Coca-Cola Doubles-Down on Becoming Target of Special Interests, Endures Bitter Taste of Its Folly
Shareholder Meeting Query About Where Coke Will Draw the Line Rebuffed
Coke Executive Refuses to Believe Soda Giant Capitulated
Atlanta, GA / Washington, D.C. - At today's Coca-Cola Company shareholder meeting in Atlanta, Coca-Cola stood by its recent decision to drop its support of the American Legislative Exchange Council under pressure from a left-wing special interest group.
As predicted by the National Center for Public Policy Research, the shareholder meeting was a carnival of leftist special interests making demands of Coca-Cola Company Chairman and CEO Muhtar Kent.
In a question submitted to Kent that was not addressed during the shareholder meeting, National Center Executive Director David W. Almasi warned the leadership of the beverage giant that not standing by its professional associations would put the company and its shareholders at a business disadvantage, but this plea seemed to fall on deaf ears when one high-ranking executive was approached by Almasi after the meeting.
"In the past, the Coca-Cola Company beat back rumors such as the one that Mikey from the Life cereal commercial died from a mixture of Coke and Pop Rocks to the legend that a tooth in a glass of Coke will dissolve overnight.
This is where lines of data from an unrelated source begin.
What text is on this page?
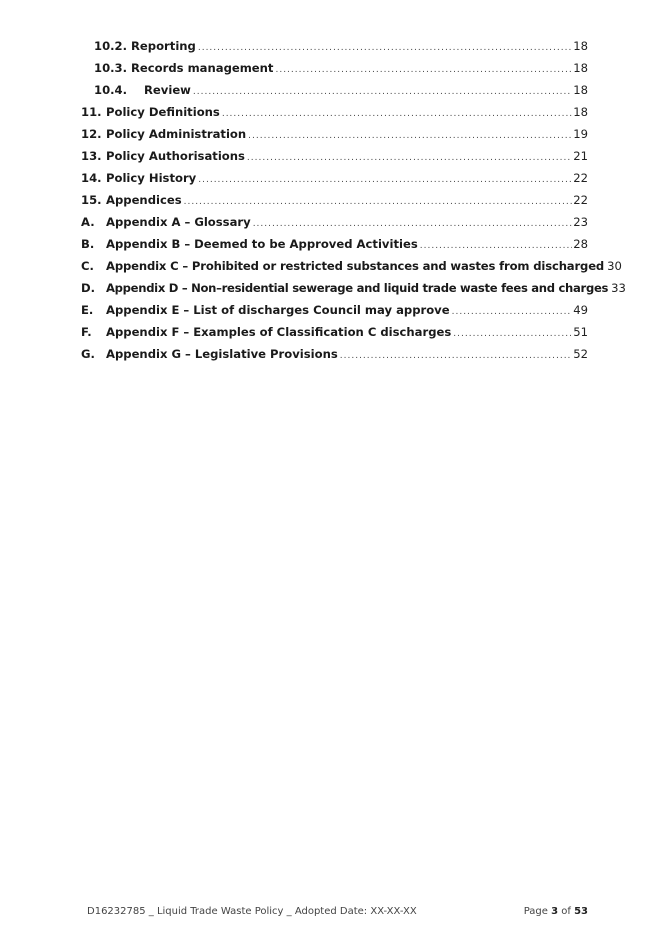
10.2. Reporting .....	18
10.3. Records management .....	18
10.4. Review .....	18
11. Policy Definitions .....	18
12. Policy Administration .....	19
13. Policy Authorisations .....	21
14. Policy History .....	22
15. Appendices .....	22
A. Appendix A – Glossary .....	23
B. Appendix B – Deemed to be Approved Activities .....	28
C. Appendix C – Prohibited or restricted substances and wastes from discharged 30
D. Appendix D – Non–residential sewerage and liquid trade waste fees and charges 33
E. Appendix E – List of discharges Council may approve .....	49
F. Appendix F – Examples of Classification C discharges .....	51
G. Appendix G – Legislative Provisions .....	52
D16232785 _ Liquid Trade Waste Policy _ Adopted Date: XX-XX-XX	Page 3 of 53
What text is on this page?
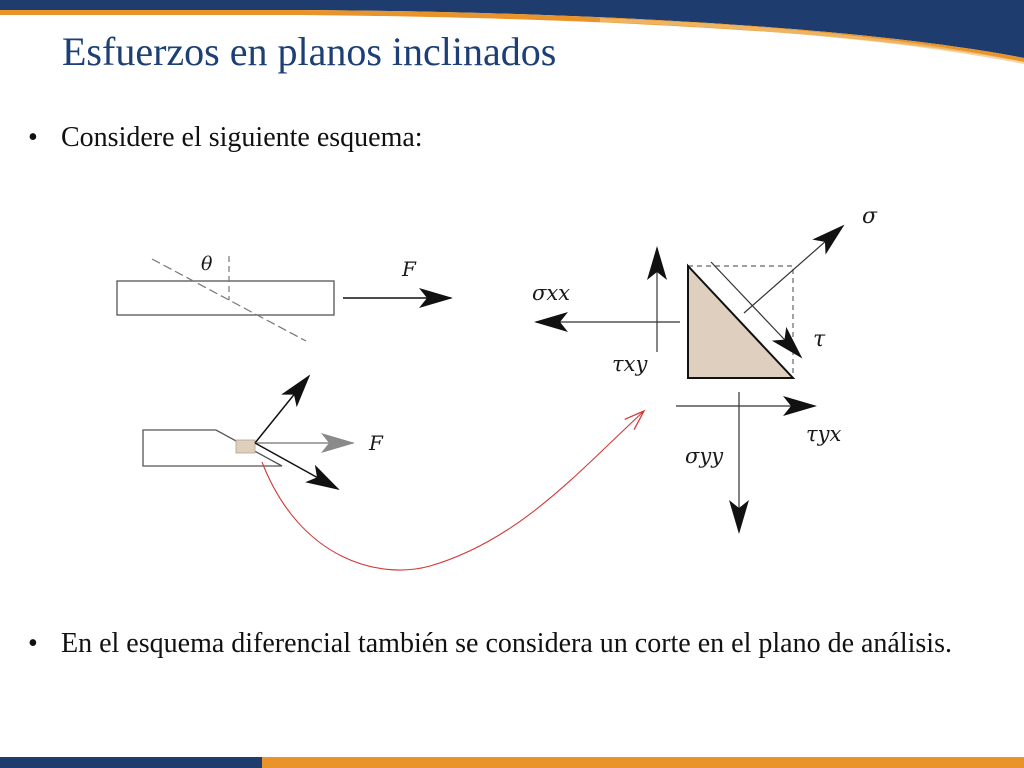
Esfuerzos en planos inclinados
• Considere el siguiente esquema:
θ	F
F
σ
τ
σxx
τxy
τyx
σyy
• En el esquema diferencial también se considera un corte en el plano de análisis.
But when left-wing radicals began selling the tall tale that Coca-Cola wants to take peoples' votes away, it would appear they took a dive. And today I think they doubled-down on this mistake," said the National Center's Almasi, a Coca-Cola shareholder. "Coca-Cola terminated a relationship with a think-tank they worked with on tax policy because of false racism allegations about the think-tank's work to combat vote fraud. By refusing to acknowledge this mistake today, their weakness opens up the company and its shareholders to a Pandora's Box of demands from political special interests. And we all got a taste of it today at the shareholder meeting."
Coca-Cola severed ties with ALEC earlier this month at the demand of the radical racial pressure group Color of Change. Confronted at today's shareholder meeting, Steve Cahillane, the president and CEO of Coca-Cola Refreshments and the former head of North American operations, told Almasi he did not believe that Coke "capitulated" to radical demands and that the questioners at the meeting did not fully represent Coke shareholders or consumers.
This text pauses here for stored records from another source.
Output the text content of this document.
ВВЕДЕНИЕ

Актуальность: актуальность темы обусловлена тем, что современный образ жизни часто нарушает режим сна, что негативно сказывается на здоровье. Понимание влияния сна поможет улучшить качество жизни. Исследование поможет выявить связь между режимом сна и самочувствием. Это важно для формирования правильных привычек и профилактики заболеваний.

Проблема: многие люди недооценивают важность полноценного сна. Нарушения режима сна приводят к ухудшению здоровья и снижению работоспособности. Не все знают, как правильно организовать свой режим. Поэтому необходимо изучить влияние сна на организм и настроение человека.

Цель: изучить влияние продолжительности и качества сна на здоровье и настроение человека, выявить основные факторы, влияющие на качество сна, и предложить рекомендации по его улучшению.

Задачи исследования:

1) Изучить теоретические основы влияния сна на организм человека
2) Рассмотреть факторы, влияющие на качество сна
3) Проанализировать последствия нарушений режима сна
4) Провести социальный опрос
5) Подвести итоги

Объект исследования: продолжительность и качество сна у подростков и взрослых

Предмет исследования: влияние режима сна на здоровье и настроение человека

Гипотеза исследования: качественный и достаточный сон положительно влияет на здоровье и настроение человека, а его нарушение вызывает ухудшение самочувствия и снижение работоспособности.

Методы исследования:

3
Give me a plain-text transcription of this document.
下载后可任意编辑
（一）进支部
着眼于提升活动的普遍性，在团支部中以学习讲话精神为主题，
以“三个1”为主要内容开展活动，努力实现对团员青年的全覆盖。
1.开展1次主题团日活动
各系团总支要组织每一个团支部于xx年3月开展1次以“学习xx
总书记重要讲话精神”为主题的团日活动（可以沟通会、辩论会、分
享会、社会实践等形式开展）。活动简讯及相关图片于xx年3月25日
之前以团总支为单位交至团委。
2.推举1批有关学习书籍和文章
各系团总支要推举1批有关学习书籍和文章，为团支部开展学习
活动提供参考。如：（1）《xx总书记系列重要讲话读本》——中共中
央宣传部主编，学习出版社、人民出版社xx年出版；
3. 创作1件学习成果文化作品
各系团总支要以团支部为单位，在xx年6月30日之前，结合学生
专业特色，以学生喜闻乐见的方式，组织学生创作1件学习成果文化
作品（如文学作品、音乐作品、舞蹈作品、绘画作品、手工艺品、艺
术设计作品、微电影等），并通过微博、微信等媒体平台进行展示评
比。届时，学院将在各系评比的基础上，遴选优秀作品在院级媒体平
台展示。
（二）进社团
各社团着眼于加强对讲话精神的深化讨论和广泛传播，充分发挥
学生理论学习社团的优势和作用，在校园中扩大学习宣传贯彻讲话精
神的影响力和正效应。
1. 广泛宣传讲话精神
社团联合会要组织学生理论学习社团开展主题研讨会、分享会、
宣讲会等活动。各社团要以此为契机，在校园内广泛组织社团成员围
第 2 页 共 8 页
At the meeting, despite a high number of company employees in the audience cheering on the Coca-Cola board and executives and asking some of the questions, Kent found himself facing questions critical of the company's bottled water sales, corn syrup and other chemicals in its drinks, allegations of domestic racial discrimination and criminal activity abroad, lowering the carbon footprint of its vending machines and coordinated shout-downs from protesters placed throughout the audience by the radical activists.
"While it was outrageous that Mr. Kent thought he could address all shareholder concerns with less than an hour of question and answers - and pointedly leaving out my question, I might add - six of the eight questions not posed by employees of the company were attacks on Coke," added Almasi. "Coke dropped ALEC because of leftist complaints about its work on ballot integrity when Coke's real work with ALEC centered on tax policy. Who gets hurt here? The company, its shareholders and its consumers. Every demand made at today's shareholder meeting would similarly put the company at risk. It's a peril they bring on themselves when they refuse to stand up to left-wing bullies, and they must be prepared to publicly draw a line before they lose the profitability Mr. Kent was so proud to share with us today."
The National Center for Public Policy Research recently announced the creation of the "Voter Identification Task Force" to promote measures to enhance integrity in voting as a means of continuing the work of the American Legislation Exchange Council in this area.
A recent poll conducted jointly by Anderson Robbins Research and Shaw and Company Research found that 70 percent of those surveyed -- including Republican and Democrat majorities -- support voter identification laws. Additionally, 50 percent of those surveyed thought that opponents of such laws may want to allow vote fraud to occur.
Coca-Cola's shareholder meeting was held at the Cobb Galleria Centre in Atlanta, Georgia on April 25 between 9:30 AM and 11:00 AM eastern. Both David Almasi and the National Center for Public Policy Research are Coca-Cola shareholders.
The National Center For Public Policy Research is a conservative, free-market, non-profit think-tank established in 1982. It is supported by the voluntary gifts of over 100,000 individual recent supporters, receiving approximately one percent of its revenue from corporate sources. Contributions to it are tax-deductible.